After the Civil War, the restoration of old industries and the creation of new ones began in Usolye. The largest was the construction of a chemical plant. The plant was intended for the production of ethyl liquid. The first stage of the plant for the production of these products was adopted by the state commission at the end of 1936. An important event in the life of the city was the Decree of the Presidium of the Supreme Soviet of the RSFSR dated April 25, 1940 on the allocation of the city of Usolye from regional subordination to the regional one and giving it the name Usolye-Sibirskoye (Usolye became a city of regional subordination in 1925). After the end of the Great Patriotic War, all efforts were directed to the restoration and further development of the national economy. In Usolye, they began to reconstruct old and build new enterprises: a mining equipment plant, a brick plant, a brewery and others. The chemical plant launched the production of oxygen, chloronaphthalene, hydrochloric acid, ethyl chloride, golovax and perhydrol.

From 1947 to 1953, a camp was located near the city, which was part of the GULAG system.

In the 1950s, within the framework of the decree of the Council of Ministers of the USSR of January 17, 1955, "On the recruitment of workers in the People's Republic of China to participate in communist construction and labor training in the USSR", Chinese workers worked at factories and construction sites in the city.

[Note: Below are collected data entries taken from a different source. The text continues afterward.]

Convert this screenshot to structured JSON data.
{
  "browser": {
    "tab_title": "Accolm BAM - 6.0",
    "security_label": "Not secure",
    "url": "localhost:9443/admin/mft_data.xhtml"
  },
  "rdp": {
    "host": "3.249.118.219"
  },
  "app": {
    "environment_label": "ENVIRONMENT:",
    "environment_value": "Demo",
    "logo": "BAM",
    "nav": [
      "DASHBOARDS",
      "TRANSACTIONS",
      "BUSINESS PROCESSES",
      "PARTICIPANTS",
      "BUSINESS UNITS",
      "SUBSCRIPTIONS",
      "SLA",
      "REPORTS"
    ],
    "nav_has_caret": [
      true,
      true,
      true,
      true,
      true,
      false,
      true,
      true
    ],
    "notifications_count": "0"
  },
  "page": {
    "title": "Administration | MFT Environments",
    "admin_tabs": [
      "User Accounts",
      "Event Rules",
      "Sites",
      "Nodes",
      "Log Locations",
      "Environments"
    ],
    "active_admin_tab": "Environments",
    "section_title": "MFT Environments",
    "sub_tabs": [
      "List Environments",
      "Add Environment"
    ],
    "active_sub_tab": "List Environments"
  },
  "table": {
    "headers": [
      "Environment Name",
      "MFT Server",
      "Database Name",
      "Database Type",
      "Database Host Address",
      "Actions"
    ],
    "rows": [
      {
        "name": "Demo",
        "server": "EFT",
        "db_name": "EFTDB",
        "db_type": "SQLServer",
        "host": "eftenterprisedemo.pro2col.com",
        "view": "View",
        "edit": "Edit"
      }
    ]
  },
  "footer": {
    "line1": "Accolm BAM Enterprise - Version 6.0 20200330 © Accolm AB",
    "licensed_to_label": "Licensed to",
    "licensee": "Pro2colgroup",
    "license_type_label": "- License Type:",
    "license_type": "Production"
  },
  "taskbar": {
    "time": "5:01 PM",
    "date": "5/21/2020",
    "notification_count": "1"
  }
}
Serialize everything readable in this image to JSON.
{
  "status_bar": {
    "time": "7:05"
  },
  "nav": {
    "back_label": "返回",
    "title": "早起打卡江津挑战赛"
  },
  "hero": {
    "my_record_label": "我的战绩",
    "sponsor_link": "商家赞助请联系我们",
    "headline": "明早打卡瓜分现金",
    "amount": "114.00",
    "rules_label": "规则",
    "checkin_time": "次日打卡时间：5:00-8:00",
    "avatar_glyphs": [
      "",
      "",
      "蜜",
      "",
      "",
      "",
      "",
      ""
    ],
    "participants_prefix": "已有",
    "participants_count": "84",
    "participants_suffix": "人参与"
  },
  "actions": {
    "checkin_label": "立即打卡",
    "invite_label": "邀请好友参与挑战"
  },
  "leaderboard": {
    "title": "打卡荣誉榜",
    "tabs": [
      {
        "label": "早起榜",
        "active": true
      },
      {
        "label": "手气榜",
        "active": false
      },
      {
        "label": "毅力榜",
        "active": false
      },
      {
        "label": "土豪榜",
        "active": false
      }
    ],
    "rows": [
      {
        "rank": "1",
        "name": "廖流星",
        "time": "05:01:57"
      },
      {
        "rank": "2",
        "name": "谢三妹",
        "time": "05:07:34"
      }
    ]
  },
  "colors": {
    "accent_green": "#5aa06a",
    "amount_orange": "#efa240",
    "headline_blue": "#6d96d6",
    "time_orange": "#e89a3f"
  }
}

The town-forming enterprise of Usolye-Sibirskoye was the Usoliekhimprom plant. In the 1990s, he entered a period of crisis, but continued to work, the number of employees decreased from 11 thousand to 7.7 thousand people. The mercury electrolysis workshop with an area of ​​more than a hectare was decommissioned in 1998 and ceased to be listed on the balance sheet of the enterprise, now it poses a high environmental hazard. Since 2014, emissions of chlorine compounds and other toxic substances have been regularly recorded at the industrial site of the former Usoliekhimprom. Under the building of the former shop of mercury electrolysis, mercury is still trapped by clay.

 

In November 2002, external surveillance was introduced at Usoliekhimprom, and in the spring of 2003 the company was declared bankrupt. The property of the enterprise put up for auction in October of the same year was bought out by the Nitol company. The new management continued to reduce unprofitable production and by 2008 the company employed 4.5 thousand people. In 2010, chemical production was practically stopped.

In 2005, Nitol announced a course for the creation of high-tech materials for the solar energy and electronic industries instead of chlorine chemistry. On the basis of Usoliekhimprom, LLC Usolye-Sibirskiy Silicon appeared and the Solar Silicon project was launched. In 2006, the planned annual production volume of polysilicon was 5 thousand tons. In 2008, the first batch of polysilicon was obtained at a pilot site with a capacity of 300 tons. The company was able to attract more than RUB 13 billion in financing. (including from Rusnano, Alfa-Bank, and then Sberbank). However, in the same period, the world market saw a sharp drop in prices for polysilicon - from $ 400 per kilogram in 2006 to $ 80 in 2009 and $ 16 in 2011. In December 2012, the management of "Nitol" announced the mothballing of the production of polysilicon, having notified about the reduction by February 2013 of 1,284 people.